Peu avant minuit, jeudi 15 janvier, M. Lecornu a finalement décidé de renvoyer les débats à mardi. « Nous nous éloignons définitivement d’un texte de compromis acceptable par une majorité de députés », a expliqué dans l’hémicycle le ministre des relations avec le Parlement, Laurent Panifous, pour justifier la décision du premier ministre, qui doit faire des propositions vendredi « pour permettre une promulgation d’un budget de compromis ». « Il y a deux options devant nous », le « 49.3 » ou une « ordonnance », avait déclaré, plus tôt, la ministre des comptes publics, Amélie de Montchalin, interpellée par des députés.
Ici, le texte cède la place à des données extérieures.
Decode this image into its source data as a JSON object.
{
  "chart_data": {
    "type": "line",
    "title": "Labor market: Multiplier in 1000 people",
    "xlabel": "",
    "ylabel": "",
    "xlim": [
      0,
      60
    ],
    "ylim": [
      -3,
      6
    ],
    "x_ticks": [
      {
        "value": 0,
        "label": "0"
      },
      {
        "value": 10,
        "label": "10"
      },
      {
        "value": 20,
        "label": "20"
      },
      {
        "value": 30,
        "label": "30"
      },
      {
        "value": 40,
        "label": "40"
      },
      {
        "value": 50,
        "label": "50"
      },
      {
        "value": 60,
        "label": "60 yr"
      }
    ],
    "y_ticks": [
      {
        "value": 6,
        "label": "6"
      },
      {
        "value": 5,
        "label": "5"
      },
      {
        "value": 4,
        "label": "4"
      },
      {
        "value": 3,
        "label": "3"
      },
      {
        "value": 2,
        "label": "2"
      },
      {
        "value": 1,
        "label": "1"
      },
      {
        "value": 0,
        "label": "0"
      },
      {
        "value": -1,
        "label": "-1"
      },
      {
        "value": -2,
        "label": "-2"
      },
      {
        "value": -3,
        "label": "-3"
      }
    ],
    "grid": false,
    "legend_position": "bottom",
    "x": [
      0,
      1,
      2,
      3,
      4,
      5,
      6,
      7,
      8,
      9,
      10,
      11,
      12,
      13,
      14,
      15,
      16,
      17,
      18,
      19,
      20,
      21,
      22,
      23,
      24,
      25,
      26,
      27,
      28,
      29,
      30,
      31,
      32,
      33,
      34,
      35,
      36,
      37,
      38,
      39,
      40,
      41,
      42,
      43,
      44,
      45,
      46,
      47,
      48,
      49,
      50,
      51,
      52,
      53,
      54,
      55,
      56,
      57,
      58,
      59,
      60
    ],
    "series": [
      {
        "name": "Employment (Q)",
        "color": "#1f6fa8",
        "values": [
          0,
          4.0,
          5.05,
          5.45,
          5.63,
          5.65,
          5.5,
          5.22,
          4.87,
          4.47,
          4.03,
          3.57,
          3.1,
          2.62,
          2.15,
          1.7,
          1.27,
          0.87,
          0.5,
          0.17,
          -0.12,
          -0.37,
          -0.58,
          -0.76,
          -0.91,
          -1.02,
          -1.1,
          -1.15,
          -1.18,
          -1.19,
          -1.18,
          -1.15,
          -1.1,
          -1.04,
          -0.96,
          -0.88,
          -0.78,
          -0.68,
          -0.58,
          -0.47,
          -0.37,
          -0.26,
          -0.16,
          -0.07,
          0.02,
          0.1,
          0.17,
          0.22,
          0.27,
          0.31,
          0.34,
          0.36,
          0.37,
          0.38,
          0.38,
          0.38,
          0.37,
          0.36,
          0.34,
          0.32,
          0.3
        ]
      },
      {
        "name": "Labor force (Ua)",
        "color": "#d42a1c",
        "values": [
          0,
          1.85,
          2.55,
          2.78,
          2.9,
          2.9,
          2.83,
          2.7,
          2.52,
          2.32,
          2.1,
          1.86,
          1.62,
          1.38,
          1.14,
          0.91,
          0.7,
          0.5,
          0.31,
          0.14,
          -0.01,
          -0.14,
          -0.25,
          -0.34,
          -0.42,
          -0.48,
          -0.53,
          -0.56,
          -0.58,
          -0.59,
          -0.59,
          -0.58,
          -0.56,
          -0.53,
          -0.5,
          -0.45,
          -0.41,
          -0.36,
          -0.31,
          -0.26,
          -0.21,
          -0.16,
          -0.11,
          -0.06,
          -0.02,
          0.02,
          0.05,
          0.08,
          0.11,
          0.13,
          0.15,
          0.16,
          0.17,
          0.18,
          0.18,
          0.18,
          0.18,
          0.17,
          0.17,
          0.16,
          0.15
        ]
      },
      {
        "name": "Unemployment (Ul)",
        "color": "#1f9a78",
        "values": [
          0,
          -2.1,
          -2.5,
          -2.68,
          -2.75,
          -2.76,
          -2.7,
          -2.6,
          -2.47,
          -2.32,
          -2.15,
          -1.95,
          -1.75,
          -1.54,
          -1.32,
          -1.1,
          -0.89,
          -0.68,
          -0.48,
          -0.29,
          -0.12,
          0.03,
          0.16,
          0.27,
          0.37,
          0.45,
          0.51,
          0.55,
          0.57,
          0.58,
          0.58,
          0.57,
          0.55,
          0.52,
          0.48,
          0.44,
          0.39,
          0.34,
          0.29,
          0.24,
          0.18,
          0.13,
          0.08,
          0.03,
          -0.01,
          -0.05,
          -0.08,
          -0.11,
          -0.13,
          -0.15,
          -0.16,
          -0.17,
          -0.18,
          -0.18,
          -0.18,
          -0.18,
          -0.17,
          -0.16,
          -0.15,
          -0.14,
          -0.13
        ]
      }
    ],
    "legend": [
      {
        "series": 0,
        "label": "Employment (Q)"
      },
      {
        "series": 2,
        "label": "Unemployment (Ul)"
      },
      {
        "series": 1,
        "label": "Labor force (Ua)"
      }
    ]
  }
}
L’ordonnance budgétaire est une procédure prévue depuis 1958, mais jusqu’ici inédite, qui permet au gouvernement d’adopter un budget sans vote du Parlement. Les rédacteurs de la Constitution de 1958, habitués à l’instabilité des IIIe et IVe République, souhaitaient s’assurer qu’un budget pourrait entrer en vigueur dans les temps. « Entre 1947 et 1958, seules trois lois de finances avaient été adoptées avant la fin de l’année précédente », rappelle Mathieu Carpentier, professeur de droit public à l’université Toulouse-I Capitole.